FABP4-Tshr: FABP4-Cre/Tshr^flox/flox mice; WT: wild-type littermates; Tshr^−/-: global TSHR knockout mice; Tshr^+/+: the wild type littermates of Tshr^−/- mice. (A, B) Expression profiles of genes related to the browning of WAT in the eWAT and iWAT of wild-type and Tshr^−/- mice (n = 6. (C, D) Gene expression profiles related to the browning of WAT in the eWAT and iWAT of wild-type and FABP4-Tshr mice(n = 6). (E, F) Levels of the PRDM16 protein in the eWAT and iWAT of wild-type and Tshr^−/- mice. (G, H) Levels of the AMPK protein in the eWAT and iWAT of Tshr^−/- and wild-type mice housed under normal conditions. (I) The dose-dependent effects of TSH on PGC1α and UCP1 protein expression in brown-differentiated 3T3-L1 cells. (J-L) Brown-differentiated 3T3-L1 cells and primary SVF cells were transfected with non-targeting or Tshr siRNA. After 24 h, the cells were incubated with or without TSH (10 mu/ml) for 24 h.
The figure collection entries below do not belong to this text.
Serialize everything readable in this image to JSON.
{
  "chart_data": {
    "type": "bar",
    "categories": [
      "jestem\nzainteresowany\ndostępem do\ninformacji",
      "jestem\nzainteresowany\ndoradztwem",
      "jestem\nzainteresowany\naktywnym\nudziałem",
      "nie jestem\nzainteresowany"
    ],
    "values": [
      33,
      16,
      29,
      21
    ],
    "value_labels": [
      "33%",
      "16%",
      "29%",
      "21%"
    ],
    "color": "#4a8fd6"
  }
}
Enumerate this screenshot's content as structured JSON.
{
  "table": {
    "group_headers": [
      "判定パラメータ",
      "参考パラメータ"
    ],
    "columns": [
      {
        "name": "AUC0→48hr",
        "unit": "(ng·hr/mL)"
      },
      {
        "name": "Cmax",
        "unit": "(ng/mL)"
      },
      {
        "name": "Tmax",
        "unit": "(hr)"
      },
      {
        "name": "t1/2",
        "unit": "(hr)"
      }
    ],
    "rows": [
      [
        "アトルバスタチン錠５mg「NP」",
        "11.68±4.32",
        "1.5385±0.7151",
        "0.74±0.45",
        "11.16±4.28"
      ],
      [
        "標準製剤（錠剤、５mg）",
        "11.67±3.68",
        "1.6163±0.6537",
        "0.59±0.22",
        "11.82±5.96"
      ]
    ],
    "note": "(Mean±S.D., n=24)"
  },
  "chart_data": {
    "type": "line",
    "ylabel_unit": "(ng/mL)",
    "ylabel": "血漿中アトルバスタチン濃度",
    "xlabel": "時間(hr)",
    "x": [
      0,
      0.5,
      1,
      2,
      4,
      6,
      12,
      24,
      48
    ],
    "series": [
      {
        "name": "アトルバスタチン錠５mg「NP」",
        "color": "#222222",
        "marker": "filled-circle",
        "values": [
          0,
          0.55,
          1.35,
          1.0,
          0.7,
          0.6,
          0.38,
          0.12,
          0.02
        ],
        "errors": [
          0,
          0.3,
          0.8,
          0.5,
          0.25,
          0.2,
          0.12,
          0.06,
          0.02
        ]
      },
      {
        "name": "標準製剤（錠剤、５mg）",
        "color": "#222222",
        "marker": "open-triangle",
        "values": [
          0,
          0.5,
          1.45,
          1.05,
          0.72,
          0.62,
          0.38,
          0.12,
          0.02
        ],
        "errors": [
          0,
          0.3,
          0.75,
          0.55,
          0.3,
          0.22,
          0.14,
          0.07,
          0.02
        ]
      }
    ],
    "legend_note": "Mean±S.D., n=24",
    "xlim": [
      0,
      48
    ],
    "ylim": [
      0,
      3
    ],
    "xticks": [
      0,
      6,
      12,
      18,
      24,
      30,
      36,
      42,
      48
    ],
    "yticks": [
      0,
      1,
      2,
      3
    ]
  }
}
Total AMPK, p-AMPK, PRDM16, PGC1α and UCP1 expression were detected by western blotting. (M, N) Brown-differentiated 3T3-L1 cells were incubated with or without AICAR/Dorsomorphin and TSH (10 mu/ml) for 24 h. Total AMPK, p-AMPK, PRDM16, PGC1α and UCP1 expression were detected by western blotting. Values represent the means±s.e.m. Error bars represent s.e.m. Significant differences in FABP4-Tshr mice compared with their wild-type littermates, Tshr^−/- mice compared with Tshr^+/+,TSH(1, 10, 100MU/ml) compared with TSH (0MU/ml), non-TSH group compared with TSH group. TSH(10mU/ml, 100mU/ml) compared with TSH(1mU/ml) were indicated by ^#P < 0.05, ^##P < 0.01 and ^###P < 0.001.